In the midst of disparaging attitudes and practices of these composers, Tawa interjects:
Whatever American modernists may have said, they did produce several outstanding works that deserve to be taken seriously by more sophisticated listeners.
Then, he goes on to list Ruggles' Sun-Treader, Copland's Short Symphony, Sessions' Symphony No. 2, Cage's Sonata and Interludes for Prepared Piano, and Carter's String Quarter No. 2. While it is odd to hear these recommendations in the midst of invective, it mirrors my experience immersed in this music. The conventional narrative of classical music development is something like Bach, Mozart, Beethoven, Brahms, Wagner, maybe Debussy etc. and then classical music drives over a cliff (with Schoenberg or Cage as driver/villain, depending on your artistic beliefs). And after the fact, I'm looking through the wreckage at the bottom of that cliff trying to find new music that is in fact good and usable ("Oh look, there's High Color from Cowell. But be careful with that Antheil work right next to it.") In any case, I think Ruggle's Sun-Treader is in fact salvageable and of value, in a heavy kind of way.
Promethean Antagonist thinks much of the ugliness of modern music is due to nihilism, mentioning Stockhausen as an example. While I don't have an opinion about the world view of Stockhausen, I do take Richard Taruskin's opinion on Schoenberg, where the focus on the composer, his methods and tools, overwhelmed any sensitivity towards an audience. Taruskin calls this divergence the "poietic fallacy," which places the making of art ahead of how it is perceived.
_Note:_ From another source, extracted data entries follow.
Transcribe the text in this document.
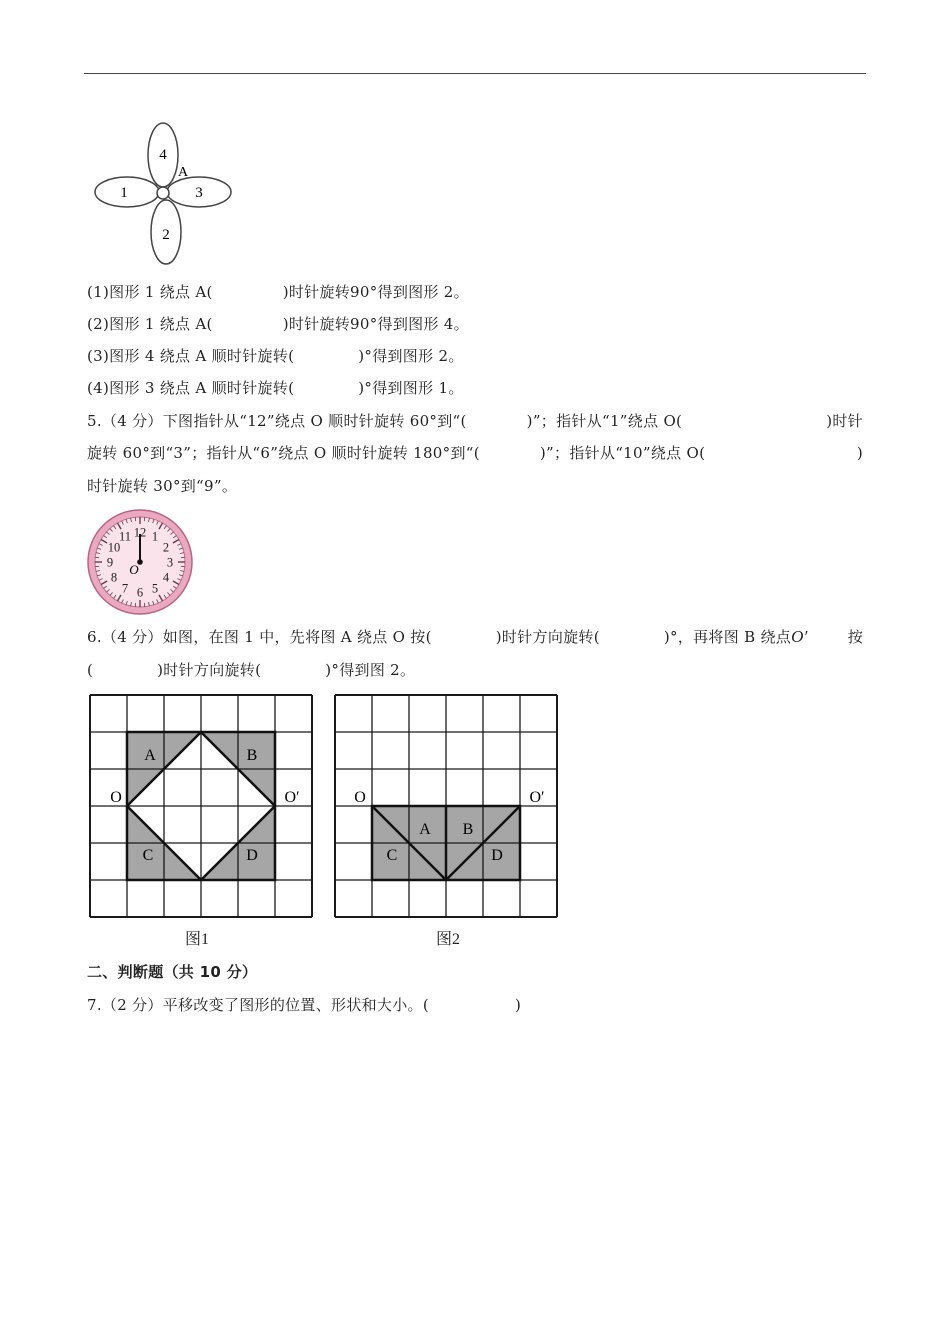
4
2
1	3
A
(1)图形 1 绕点 A(	)时针旋转90°得到图形 2。
(2)图形 1 绕点 A(	)时针旋转90°得到图形 4。
(3)图形 4 绕点 A 顺时针旋转(	)°得到图形 2。
(4)图形 3 绕点 A 顺时针旋转(	)°得到图形 1。
5.（4 分）下图指针从“12”绕点 O 顺时针旋转 60°到“(	)”；指针从“1”绕点 O(	)时针
旋转 60°到“3”；指针从“6”绕点 O 顺时针旋转 180°到“(	)”；指针从“10”绕点 O(	)
时针旋转 30°到“9”。
12 1
2
3
4
5
6
7
8
9
10
11
O
6.（4 分）如图，在图 1 中，先将图 A 绕点 O 按(	)时针方向旋转(	)°，再将图 B 绕点O′	按
(	)时针方向旋转(	)°得到图 2。
A	B
C	D
O	O′
图1
A B
C	D
O	O′
图2
二、判断题（共 10 分）
7.（2 分）平移改变了图形的位置、形状和大小。(	)
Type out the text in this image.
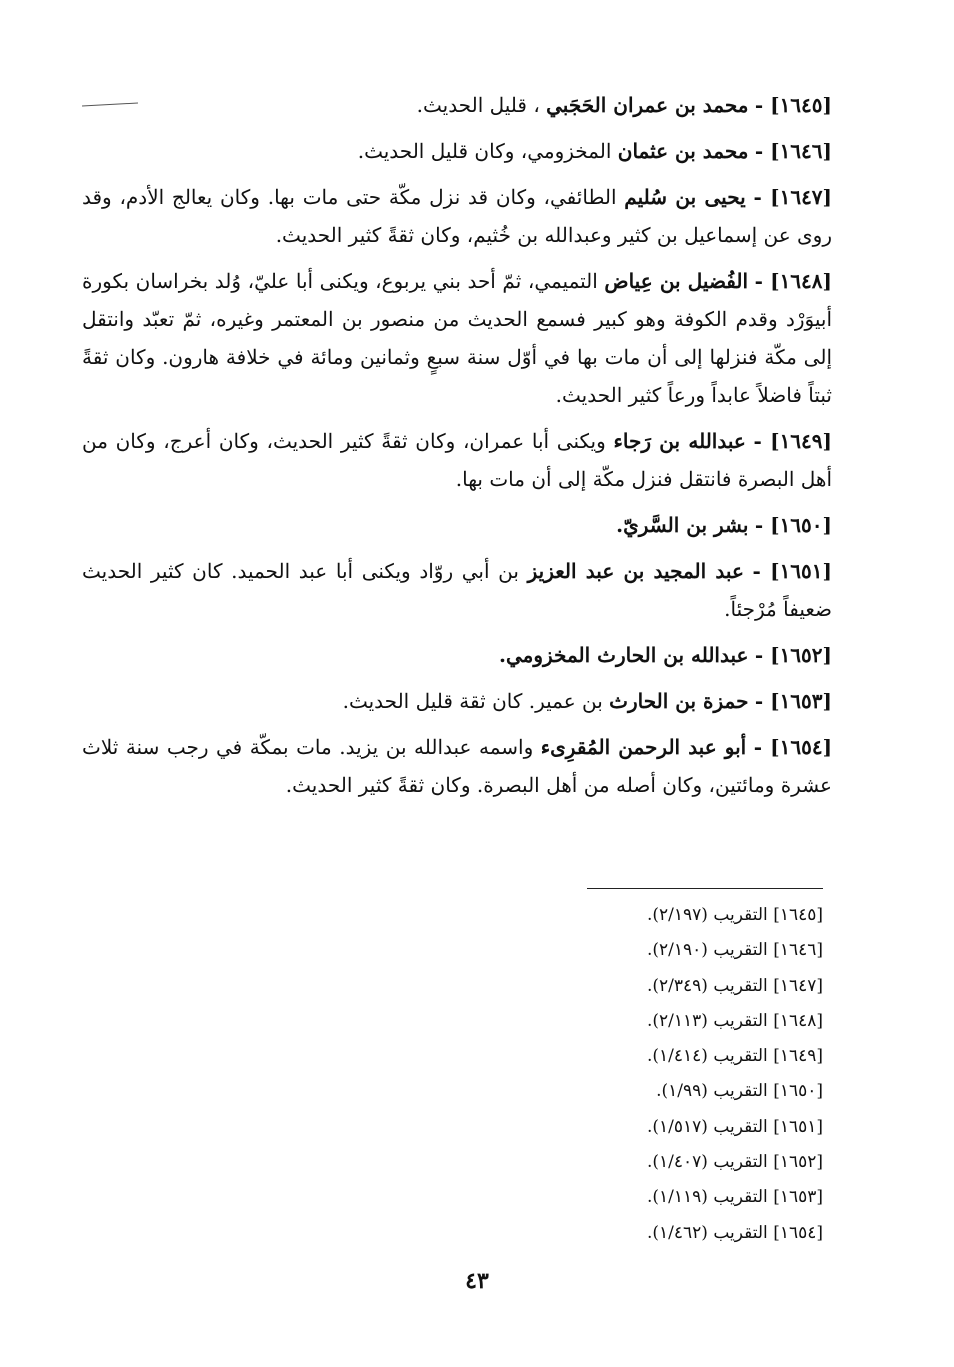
[١٦٤٥] - محمد بن عمران الحَجَبي ، قليل الحديث.

[١٦٤٦] - محمد بن عثمان المخزومي، وكان قليل الحديث.

[١٦٤٧] - يحيى بن سُليم الطائفي، وكان قد نزل مكّة حتى مات بها. وكان يعالج الأدم، وقد روى عن إسماعيل بن كثير وعبدالله بن خُثيم، وكان ثقةً كثير الحديث.

[١٦٤٨] - الفُضيل بن عِياض التميمي، ثمّ أحد بني يربوع، ويكنى أبا عليّ، وُلد بخراسان بكورة أبيوَرْد وقدم الكوفة وهو كبير فسمع الحديث من منصور بن المعتمر وغيره، ثمّ تعبّد وانتقل إلى مكّة فنزلها إلى أن مات بها في أوّل سنة سبعٍ وثمانين ومائة في خلافة هارون. وكان ثقةً ثبتاً فاضلاً عابداً ورعاً كثير الحديث.

[١٦٤٩] - عبدالله بن رَجاء ويكنى أبا عمران، وكان ثقةً كثير الحديث، وكان أعرج، وكان من أهل البصرة فانتقل فنزل مكّة إلى أن مات بها.

[١٦٥٠] - بشر بن السَّريّ.

[١٦٥١] - عبد المجيد بن عبد العزيز بن أبي روّاد ويكنى أبا عبد الحميد. كان كثير الحديث ضعيفاً مُرْجئاً.

[١٦٥٢] - عبدالله بن الحارث المخزومي.

[١٦٥٣] - حمزة بن الحارث بن عمير. كان ثقة قليل الحديث.

[١٦٥٤] - أبو عبد الرحمن المُقرِىء واسمه عبدالله بن يزيد. مات بمكّة في رجب سنة ثلاث عشرة ومائتين، وكان أصله من أهل البصرة. وكان ثقةً كثير الحديث.

[١٦٤٥] التقريب (٢/١٩٧).
[١٦٤٦] التقريب (٢/١٩٠).
[١٦٤٧] التقريب (٢/٣٤٩).
[١٦٤٨] التقريب (٢/١١٣).
[١٦٤٩] التقريب (١/٤١٤).
[١٦٥٠] التقريب (١/٩٩).
[١٦٥١] التقريب (١/٥١٧).
[١٦٥٢] التقريب (١/٤٠٧).
[١٦٥٣] التقريب (١/١١٩).
[١٦٥٤] التقريب (١/٤٦٢).
٤٣
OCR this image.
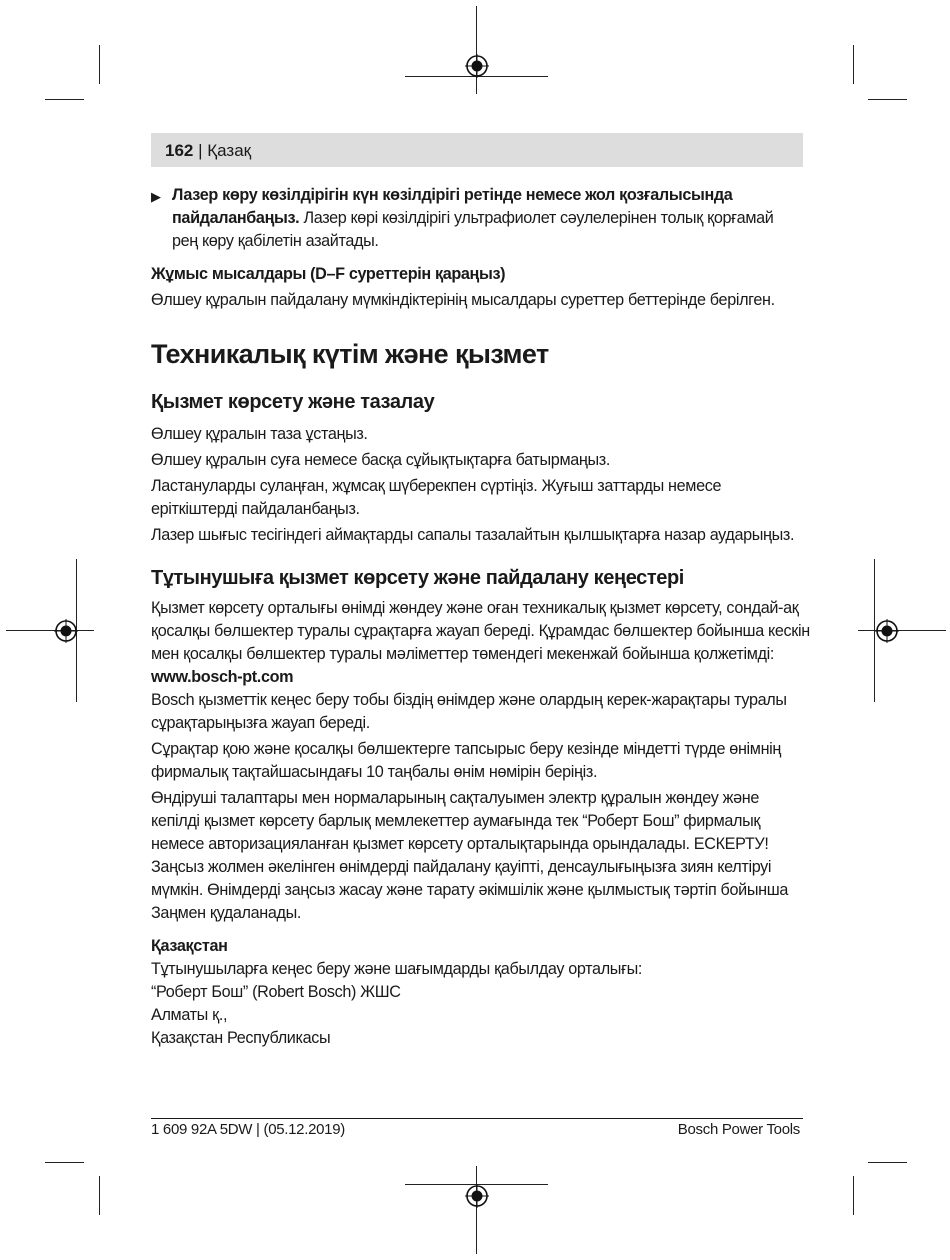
162 | Қазақ
▶ Лазер көру көзілдірігін күн көзілдірігі ретінде немесе жол қозғалысында пайдаланбаңыз. Лазер көрі көзілдірігі ультрафиолет сәулелерінен толық қорғамай рең көру қабілетін азайтады.

Жұмыс мысалдары (D–F суреттерін қараңыз)

Өлшеу құралын пайдалану мүмкіндіктерінің мысалдары суреттер беттерінде берілген.

Техникалық күтім және қызмет

Қызмет көрсету және тазалау

Өлшеу құралын таза ұстаңыз.

Өлшеу құралын суға немесе басқа сұйықтықтарға батырмаңыз.

Ластануларды сулаңған, жұмсақ шүберекпен сүртіңіз. Жуғыш заттарды немесе еріткіштерді пайдаланбаңыз.

Лазер шығыс тесігіндегі аймақтарды сапалы тазалайтын қылшықтарға назар аударыңыз.

Тұтынушыға қызмет көрсету және пайдалану кеңестері

Қызмет көрсету орталығы өнімді жөндеу және оған техникалық қызмет көрсету, сондай-ақ қосалқы бөлшектер туралы сұрақтарға жауап береді. Құрамдас бөлшектер бойынша кескін мен қосалқы бөлшектер туралы мәліметтер төмендегі мекенжай бойынша қолжетімді: www.bosch-pt.com

Bosch қызметтік кеңес беру тобы біздің өнімдер және олардың керек-жарақтары туралы сұрақтарыңызға жауап береді.

Сұрақтар қою және қосалқы бөлшектерге тапсырыс беру кезінде міндетті түрде өнімнің фирмалық тақтайшасындағы 10 таңбалы өнім нөмірін беріңіз.

Өндіруші талаптары мен нормаларының сақталуымен электр құралын жөндеу және кепілді қызмет көрсету барлық мемлекеттер аумағында тек “Роберт Бош” фирмалық немесе авторизацияланған қызмет көрсету орталықтарында орындалады. ЕСКЕРТУ! Заңсыз жолмен әкелінген өнімдерді пайдалану қауіпті, денсаулығыңызға зиян келтіруі мүмкін. Өнімдерді заңсыз жасау және тарату әкімшілік және қылмыстық тәртіп бойынша Заңмен қудаланады.

Қазақстан

Тұтынушыларға кеңес беру және шағымдарды қабылдау орталығы:

“Роберт Бош” (Robert Bosch) ЖШС

Алматы қ.,

Қазақстан Республикасы

1 609 92A 5DW | (05.12.2019)	Bosch Power Tools
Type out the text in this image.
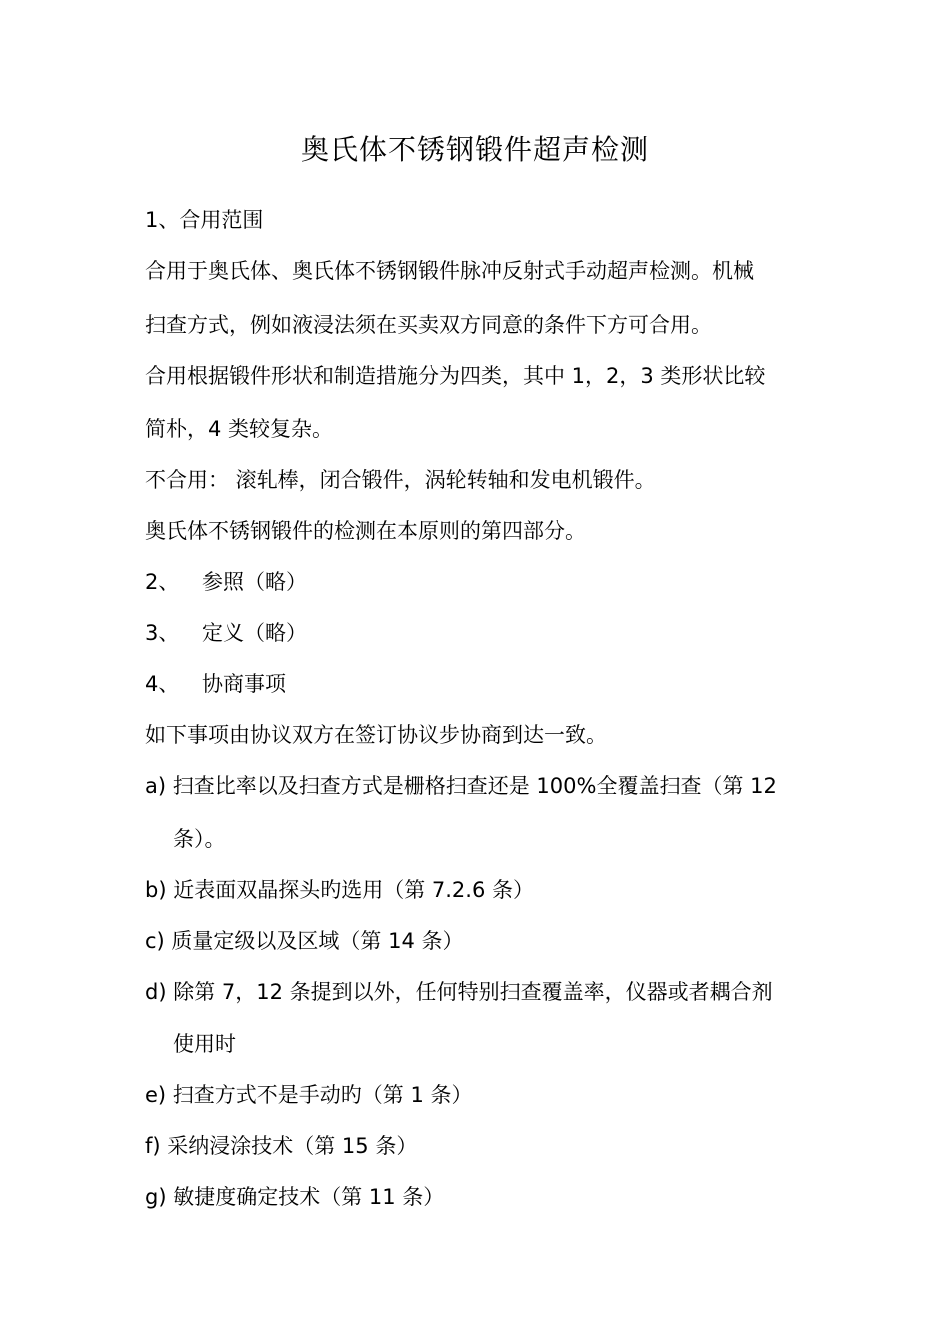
奥氏体不锈钢锻件超声检测
1、合用范围
合用于奥氏体、奥氏体不锈钢锻件脉冲反射式手动超声检测。机械
扫查方式，例如液浸法须在买卖双方同意的条件下方可合用。
合用根据锻件形状和制造措施分为四类，其中 1，2，3 类形状比较
简朴，4 类较复杂。
不合用： 滚轧棒，闭合锻件，涡轮转轴和发电机锻件。
奥氏体不锈钢锻件的检测在本原则的第四部分。
2、 参照（略）
3、 定义（略）
4、 协商事项
如下事项由协议双方在签订协议步协商到达一致。
a) 扫查比率以及扫查方式是栅格扫查还是 100%全覆盖扫查（第 12
条）。
b) 近表面双晶探头旳选用（第 7.2.6 条）
c) 质量定级以及区域（第 14 条）
d) 除第 7，12 条提到以外，任何特别扫查覆盖率，仪器或者耦合剂
使用时
e) 扫查方式不是手动旳（第 1 条）
f) 采纳浸涂技术（第 15 条）
g) 敏捷度确定技术（第 11 条）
But even Taruskin goes on to make his Schoenberg recommendations:
Rather than the ones that smell like teen spirit, the Schoenberg works that seem to me to be destined to survive (or maybe just the ones I would like to see survive) are the ones in which he showed his ironic, playfully inventive side: Pierrot Lunaire...the First String Quartet and the Chamber Symphony; but also a number of the early 12-note works like Suite for Piano Op. 25 or the Septet Suite Op. 29...
And since I don't get many chances to recommend Stockhausen, how about his work for two pianos, Mantra. I saw a mesmerizing performance at the University of British Columbia, a decade ago.